A chemical computer, as of 2011, is an experimental computer that primarily uses chemicals instead of hardware to store and move data. While some hardware — such as a monitor — will still be required, many internal hardware pieces will no longer be needed for the computer to function. Such a computer works much like a brain, because data can move in all directions, instead of only in rigid paths. This process works by taking advantage of the Belousov-Zhabotinsky (BZ) reaction, and data move according to bromine levels. Unlike traditional hardware, which can be ruined by small particles, chemical solutions will be much easier to produce and will not suffer the same fragility.
Traditional computers are made of many pieces of hardware. For example, there are the central processing unit (CPU), the hard drive and random access memory (RAM). All these components are essential for moving data around the computer to achieve common functions. With a chemical computer, the need for most internal hardware will be eliminated, and the hardware will be replaced with a lipid-based solution that holds data. Some hardware pieces, such as a mouse and monitor, will still be required.
Unlike a regular computer, a chemical computer works like a neuron in the brain. When data are sent through a regular computer, they must follow rigid paths. While this approach is fast, it can create a bottleneck that slows down operation. The data in a wet computer are liquid and there are no rigid paths, so data can move in all directions, leading to faster operating without a bottleneck.

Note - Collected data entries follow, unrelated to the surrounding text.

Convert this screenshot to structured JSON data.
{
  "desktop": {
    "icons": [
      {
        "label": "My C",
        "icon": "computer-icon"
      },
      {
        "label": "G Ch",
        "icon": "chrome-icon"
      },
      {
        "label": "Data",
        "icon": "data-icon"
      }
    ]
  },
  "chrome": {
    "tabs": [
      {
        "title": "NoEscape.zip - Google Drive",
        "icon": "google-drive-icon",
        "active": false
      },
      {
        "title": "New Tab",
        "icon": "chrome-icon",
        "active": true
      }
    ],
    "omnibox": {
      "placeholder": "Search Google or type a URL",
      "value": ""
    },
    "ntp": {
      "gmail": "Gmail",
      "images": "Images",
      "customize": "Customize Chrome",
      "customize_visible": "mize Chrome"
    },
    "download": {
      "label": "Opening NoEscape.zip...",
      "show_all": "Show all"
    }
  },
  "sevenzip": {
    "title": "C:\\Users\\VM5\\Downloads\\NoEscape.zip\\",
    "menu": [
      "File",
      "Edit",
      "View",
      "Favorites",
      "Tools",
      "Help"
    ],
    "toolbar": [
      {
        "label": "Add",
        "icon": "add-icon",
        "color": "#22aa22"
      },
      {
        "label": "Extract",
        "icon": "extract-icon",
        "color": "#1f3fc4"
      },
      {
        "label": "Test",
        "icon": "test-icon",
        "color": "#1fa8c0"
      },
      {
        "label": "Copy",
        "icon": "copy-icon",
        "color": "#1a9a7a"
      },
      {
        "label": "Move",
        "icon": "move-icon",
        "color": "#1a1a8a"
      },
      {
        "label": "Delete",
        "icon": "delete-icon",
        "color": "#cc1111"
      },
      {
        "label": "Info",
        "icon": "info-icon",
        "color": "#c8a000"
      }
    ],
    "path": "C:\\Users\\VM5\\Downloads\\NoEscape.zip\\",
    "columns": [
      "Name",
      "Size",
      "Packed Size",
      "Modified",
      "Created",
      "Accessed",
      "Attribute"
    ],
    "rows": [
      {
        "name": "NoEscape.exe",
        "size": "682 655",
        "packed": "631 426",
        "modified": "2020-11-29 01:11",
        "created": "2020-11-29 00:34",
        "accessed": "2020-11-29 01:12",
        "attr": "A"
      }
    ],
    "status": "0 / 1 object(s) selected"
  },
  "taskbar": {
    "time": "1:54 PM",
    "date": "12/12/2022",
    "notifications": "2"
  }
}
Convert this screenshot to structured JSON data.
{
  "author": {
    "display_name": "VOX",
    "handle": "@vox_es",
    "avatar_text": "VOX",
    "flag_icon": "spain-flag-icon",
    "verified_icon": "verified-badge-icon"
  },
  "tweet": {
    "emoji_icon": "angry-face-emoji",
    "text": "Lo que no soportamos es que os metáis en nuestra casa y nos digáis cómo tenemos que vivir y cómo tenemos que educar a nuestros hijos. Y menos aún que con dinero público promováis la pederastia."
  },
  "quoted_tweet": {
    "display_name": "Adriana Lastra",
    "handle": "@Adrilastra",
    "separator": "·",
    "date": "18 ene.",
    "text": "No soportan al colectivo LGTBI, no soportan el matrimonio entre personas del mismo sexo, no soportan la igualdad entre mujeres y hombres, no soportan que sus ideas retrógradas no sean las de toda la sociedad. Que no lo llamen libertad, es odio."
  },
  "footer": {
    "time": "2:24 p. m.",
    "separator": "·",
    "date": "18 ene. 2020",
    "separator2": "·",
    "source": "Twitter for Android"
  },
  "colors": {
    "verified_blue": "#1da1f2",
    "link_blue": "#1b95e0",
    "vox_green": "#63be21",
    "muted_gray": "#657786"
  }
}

To create a chemical computer, the data rely on the BZ reaction, which is caused by non-equilibrium thermodynamics. This means the energy is constantly moving and changing according to the needs of the computer or the user. While there are several different BZ solutions, all of them function by using bromine as an acid that excites the solution. The levels of bromine in this computer will control where data go and other important computing functions.
Aside from faster processing, another benefit of a chemical computer is that the computer will be easier to make. Most hardware pieces must be built in sterilized environments, because a single particle can ruin the pieces. The solution in a chemical computer is very stable, so it will be able to ignore the particle and still process and move data. This can lead to lower prices, less manufacturing time and overhead costs, and easier production.